To tackle the situation, President Gotabaya Rajapaksa has appointed the National Economic Council under his leadership. The council is made of selected cabinet ministers and key bureaucrats such as the Secretary to the Ministry of Finance and the Governor of Central Bank. An advisory group was formed to advise this Council. This advisory group is drawn up mainly from the leading businessmen in the country.
The government has organized external financing from bilateral allies, including a financial assistance package from India worth USD 1.4 billion in January 2022 to pay for essential imports and boost foreign exchange liquidity. A further USD 1 billion support from India was signed in the month of March 2022.
Global financial institutions such as International Monetary Fund (IMF) and World Bank have also tried to reach out with emergency aid to mitigate short term eventualities. The country is seeking World Bank’s monetary support alongside IMF loan programme. The World Bank, through its member organizations – International Finance Corporation (IFC), and Multilateral Investment Guarantee Agency (MIGA), will continue to join forces in implementing major shifts to address the country’s needs.
With all the above measures in place, one can hope for return of the long term economic stability.
Advisory and Consulting Firm’s Role as Global Corporate Citizens
Management consulting and finance advisory service providers can help the Sri Lankan government study the economic impact of this financial crisis. Such service providers can draft stimulus packages, chart exit strategies, suggest industry-specific rejuvenation and revival schemes, and pitch methods to accelerate economic recovery. Firms can help enhance decision making ability by predicting different quantitative scenarios for the advisory council as the crisis marches on.
Few specific areas to pitch in are:
- Near Real-time data: A crisis such as this is rapidly evolving. While preparing this report, the price of milk powder has changed from necessity to a luxury. It is all the while most important to run period survey and gather near-real time data to better navigate through the situation.

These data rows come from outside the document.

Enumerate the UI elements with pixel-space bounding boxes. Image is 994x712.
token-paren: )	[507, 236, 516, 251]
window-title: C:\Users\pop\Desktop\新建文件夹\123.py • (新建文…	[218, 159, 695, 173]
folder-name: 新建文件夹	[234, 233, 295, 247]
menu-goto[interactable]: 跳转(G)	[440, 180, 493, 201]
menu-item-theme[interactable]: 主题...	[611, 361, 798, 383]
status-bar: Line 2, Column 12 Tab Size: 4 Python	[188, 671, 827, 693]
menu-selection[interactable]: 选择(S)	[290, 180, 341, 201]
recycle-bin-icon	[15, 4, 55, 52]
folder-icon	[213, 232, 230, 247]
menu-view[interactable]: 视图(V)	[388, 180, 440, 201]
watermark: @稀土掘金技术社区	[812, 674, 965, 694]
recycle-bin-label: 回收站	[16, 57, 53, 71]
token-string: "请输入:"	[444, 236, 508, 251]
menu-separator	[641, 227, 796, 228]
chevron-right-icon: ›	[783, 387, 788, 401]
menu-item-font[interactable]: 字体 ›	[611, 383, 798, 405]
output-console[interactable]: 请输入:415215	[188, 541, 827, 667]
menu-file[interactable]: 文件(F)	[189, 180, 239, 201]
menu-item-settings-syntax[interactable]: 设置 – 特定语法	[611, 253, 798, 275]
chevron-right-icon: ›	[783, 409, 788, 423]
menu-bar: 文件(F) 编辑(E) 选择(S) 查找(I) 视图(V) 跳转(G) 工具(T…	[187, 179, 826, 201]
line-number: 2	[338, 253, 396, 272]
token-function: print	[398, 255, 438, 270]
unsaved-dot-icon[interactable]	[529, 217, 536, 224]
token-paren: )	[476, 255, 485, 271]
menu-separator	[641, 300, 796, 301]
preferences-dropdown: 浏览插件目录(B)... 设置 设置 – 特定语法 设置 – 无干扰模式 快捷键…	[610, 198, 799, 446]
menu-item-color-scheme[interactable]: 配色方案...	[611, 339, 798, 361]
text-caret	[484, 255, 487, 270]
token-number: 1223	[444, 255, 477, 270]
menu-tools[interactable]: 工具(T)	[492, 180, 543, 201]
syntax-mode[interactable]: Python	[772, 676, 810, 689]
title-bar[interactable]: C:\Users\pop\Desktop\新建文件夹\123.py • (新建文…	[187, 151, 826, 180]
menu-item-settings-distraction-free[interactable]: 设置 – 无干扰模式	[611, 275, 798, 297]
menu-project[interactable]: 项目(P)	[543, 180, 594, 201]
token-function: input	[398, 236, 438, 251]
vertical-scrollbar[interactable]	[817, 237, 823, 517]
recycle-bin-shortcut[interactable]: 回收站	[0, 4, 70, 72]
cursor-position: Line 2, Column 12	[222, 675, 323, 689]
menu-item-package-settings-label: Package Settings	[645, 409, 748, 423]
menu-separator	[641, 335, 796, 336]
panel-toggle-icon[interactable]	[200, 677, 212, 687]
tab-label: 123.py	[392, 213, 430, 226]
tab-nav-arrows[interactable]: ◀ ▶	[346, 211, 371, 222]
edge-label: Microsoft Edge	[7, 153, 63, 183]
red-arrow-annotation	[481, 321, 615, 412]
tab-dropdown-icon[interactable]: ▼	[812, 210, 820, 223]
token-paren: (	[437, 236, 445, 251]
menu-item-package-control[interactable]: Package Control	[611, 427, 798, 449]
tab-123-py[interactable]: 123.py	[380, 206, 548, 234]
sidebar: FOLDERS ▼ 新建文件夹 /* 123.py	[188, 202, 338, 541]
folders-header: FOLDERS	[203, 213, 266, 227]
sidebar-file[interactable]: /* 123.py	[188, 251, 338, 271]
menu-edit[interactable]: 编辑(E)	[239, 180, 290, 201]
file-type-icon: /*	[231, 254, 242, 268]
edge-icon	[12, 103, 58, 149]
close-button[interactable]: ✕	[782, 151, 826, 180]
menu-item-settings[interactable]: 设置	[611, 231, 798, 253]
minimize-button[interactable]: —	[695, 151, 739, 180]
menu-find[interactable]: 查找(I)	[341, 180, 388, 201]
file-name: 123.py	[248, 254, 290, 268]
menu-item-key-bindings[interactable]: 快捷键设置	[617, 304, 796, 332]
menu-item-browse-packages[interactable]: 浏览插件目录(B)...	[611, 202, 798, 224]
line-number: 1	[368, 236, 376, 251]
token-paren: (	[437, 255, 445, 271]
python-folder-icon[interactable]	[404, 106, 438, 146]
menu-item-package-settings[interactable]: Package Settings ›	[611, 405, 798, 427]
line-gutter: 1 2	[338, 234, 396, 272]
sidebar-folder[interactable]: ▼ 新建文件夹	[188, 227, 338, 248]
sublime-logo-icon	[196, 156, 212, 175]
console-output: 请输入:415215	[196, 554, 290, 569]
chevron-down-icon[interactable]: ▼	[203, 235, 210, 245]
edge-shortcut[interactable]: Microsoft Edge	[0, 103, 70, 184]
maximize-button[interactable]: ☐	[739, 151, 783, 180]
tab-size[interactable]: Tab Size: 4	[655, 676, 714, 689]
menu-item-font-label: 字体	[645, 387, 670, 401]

- Projections- continuous adapting: While much of the dust is yet to settle, a probable future analysis can best prepare all stakeholders in setting the right expectations. The target would be to look in a stable future and best articulate the probable paths.
- Scenario Building: Critical exercise for any business with segment- and product-wise best/worst case scenario mapping.
- Regulatory/Tax Audit: Debt restructuring seems to be on the cards and if IMF is the savior, this will have direct implications on economic and potentially operational policies, including redo of tax structures and regulatory implications on foreign exports.